Background and purpose: ICRU Report 62 suggests drawing margins around organs at risk (ORs) to produce planning organ at risk volumes (PRVs) to account for geometric uncertainty in the radiotherapy treatment process. This paper proposes an algorithm for drawing such margins, and compares the recommended margin widths with examples from clinical practice and discusses the limitations of the approach.
Method: The use of the PRV defined in this way is that, despite the geometric uncertainties, the dose calculated within the PRV by the treatment planning system can be used to represent the dose in the OR with a certain confidence level. A suitable level is where, in the majority of cases (90%), the dose-volume histogram of the PRV will not under-represent the high-dose components in the OR. In order to provide guidelines on how to do this in clinical practice, this paper distinguishes types of OR in terms of the tolerance doses relative to the prescription dose and suggests appropriate margins for serial-structure and parallel-structure ORs.

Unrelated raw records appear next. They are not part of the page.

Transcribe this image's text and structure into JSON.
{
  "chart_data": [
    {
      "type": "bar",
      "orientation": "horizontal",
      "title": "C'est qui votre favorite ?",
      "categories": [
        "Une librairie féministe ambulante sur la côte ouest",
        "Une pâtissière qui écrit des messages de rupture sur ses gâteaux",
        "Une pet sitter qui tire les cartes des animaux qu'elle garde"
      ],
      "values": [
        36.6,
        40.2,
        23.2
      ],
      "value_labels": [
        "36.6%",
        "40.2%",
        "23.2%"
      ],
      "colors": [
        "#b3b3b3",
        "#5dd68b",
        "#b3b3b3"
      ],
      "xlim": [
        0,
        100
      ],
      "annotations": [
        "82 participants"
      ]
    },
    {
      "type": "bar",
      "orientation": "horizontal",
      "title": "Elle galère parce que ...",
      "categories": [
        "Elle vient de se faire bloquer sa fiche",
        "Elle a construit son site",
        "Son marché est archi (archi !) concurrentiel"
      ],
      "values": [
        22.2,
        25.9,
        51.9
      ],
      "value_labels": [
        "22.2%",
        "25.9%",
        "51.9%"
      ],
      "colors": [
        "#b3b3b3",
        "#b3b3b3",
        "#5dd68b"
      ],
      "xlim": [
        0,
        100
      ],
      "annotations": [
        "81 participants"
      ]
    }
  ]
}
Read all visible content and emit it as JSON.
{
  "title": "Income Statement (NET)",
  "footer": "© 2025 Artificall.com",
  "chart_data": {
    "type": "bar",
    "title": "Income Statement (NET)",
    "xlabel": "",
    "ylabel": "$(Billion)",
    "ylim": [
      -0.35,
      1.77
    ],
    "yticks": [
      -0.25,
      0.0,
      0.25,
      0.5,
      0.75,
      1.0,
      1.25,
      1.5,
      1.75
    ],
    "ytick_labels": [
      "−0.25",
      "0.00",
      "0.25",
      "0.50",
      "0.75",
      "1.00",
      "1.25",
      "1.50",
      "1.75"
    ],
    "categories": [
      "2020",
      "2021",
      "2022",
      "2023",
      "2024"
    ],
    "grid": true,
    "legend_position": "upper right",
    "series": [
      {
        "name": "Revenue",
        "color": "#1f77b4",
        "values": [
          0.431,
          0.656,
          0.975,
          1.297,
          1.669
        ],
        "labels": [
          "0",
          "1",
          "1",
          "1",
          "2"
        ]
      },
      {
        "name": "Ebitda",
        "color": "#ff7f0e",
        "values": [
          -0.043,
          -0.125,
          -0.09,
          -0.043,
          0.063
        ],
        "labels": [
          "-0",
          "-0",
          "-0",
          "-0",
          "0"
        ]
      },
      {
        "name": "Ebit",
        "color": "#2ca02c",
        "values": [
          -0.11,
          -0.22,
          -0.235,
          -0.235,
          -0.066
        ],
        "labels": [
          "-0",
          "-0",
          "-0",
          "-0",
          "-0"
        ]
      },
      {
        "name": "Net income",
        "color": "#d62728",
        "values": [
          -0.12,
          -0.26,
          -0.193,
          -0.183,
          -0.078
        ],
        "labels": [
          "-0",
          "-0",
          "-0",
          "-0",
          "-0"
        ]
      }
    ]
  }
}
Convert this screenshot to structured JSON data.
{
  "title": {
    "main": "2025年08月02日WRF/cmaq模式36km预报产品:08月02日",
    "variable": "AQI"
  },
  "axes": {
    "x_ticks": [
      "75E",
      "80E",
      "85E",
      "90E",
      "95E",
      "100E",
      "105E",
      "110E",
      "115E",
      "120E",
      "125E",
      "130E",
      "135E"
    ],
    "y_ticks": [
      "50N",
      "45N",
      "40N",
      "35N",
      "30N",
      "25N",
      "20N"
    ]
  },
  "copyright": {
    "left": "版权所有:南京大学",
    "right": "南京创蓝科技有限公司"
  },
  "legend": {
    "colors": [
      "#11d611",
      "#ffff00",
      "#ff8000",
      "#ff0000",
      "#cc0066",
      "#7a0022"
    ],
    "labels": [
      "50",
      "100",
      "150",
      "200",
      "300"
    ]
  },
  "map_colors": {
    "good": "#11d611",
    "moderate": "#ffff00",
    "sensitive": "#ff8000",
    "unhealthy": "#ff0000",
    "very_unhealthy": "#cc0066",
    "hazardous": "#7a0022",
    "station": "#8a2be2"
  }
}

Results: In some instances of large and parallel ORs, the clinician may judge that the complication risk in omitting a margin is acceptable. Otherwise, for all types of OR, systematic, treatment preparation uncertainties may be accommodated by an OR-->PRV margin width of 1.3Sigma. Here, Sigma is the standard deviation of the combined systematic (treatment preparation) uncertainties. In the case of serial ORs or small, parallel ORs, the effects of blurring caused by daily treatment execution errors (set-up and organ motion) should be taken into account. Near a region of high dose, blurring tends to shift the isodoses away from the unblurred edge as shown on the treatment planning system by an amount that may be represented by 0.5sigma. This margin may be used either to increase or to decrease the margin already calculated for systematic uncertainties, depending upon the size of the tolerance dose relative to the detailed planned dose distribution. Where the detailed distribution is unknown before the OR is delineated, then the overall margin for serial or small parallel ORs should be 1.3Sigma+0.5sigma. Examples are given where the application of this algorithm leads to margin widths around ORs similar to those in use clinically.
Conclusions: Using PRVs is appropriate both for forward and inverse planning. Dose-volume histograms of PRVs for serial- and parallel-structure ORs require careful interpretation. Nevertheless, use of the proposed algorithms for drawing margins around both serial and parallel ORs can alert the dosimetrist/radiation oncologist to the possibility of high-dose complications in individual treatment plans, which might be missed if no such margins were drawn.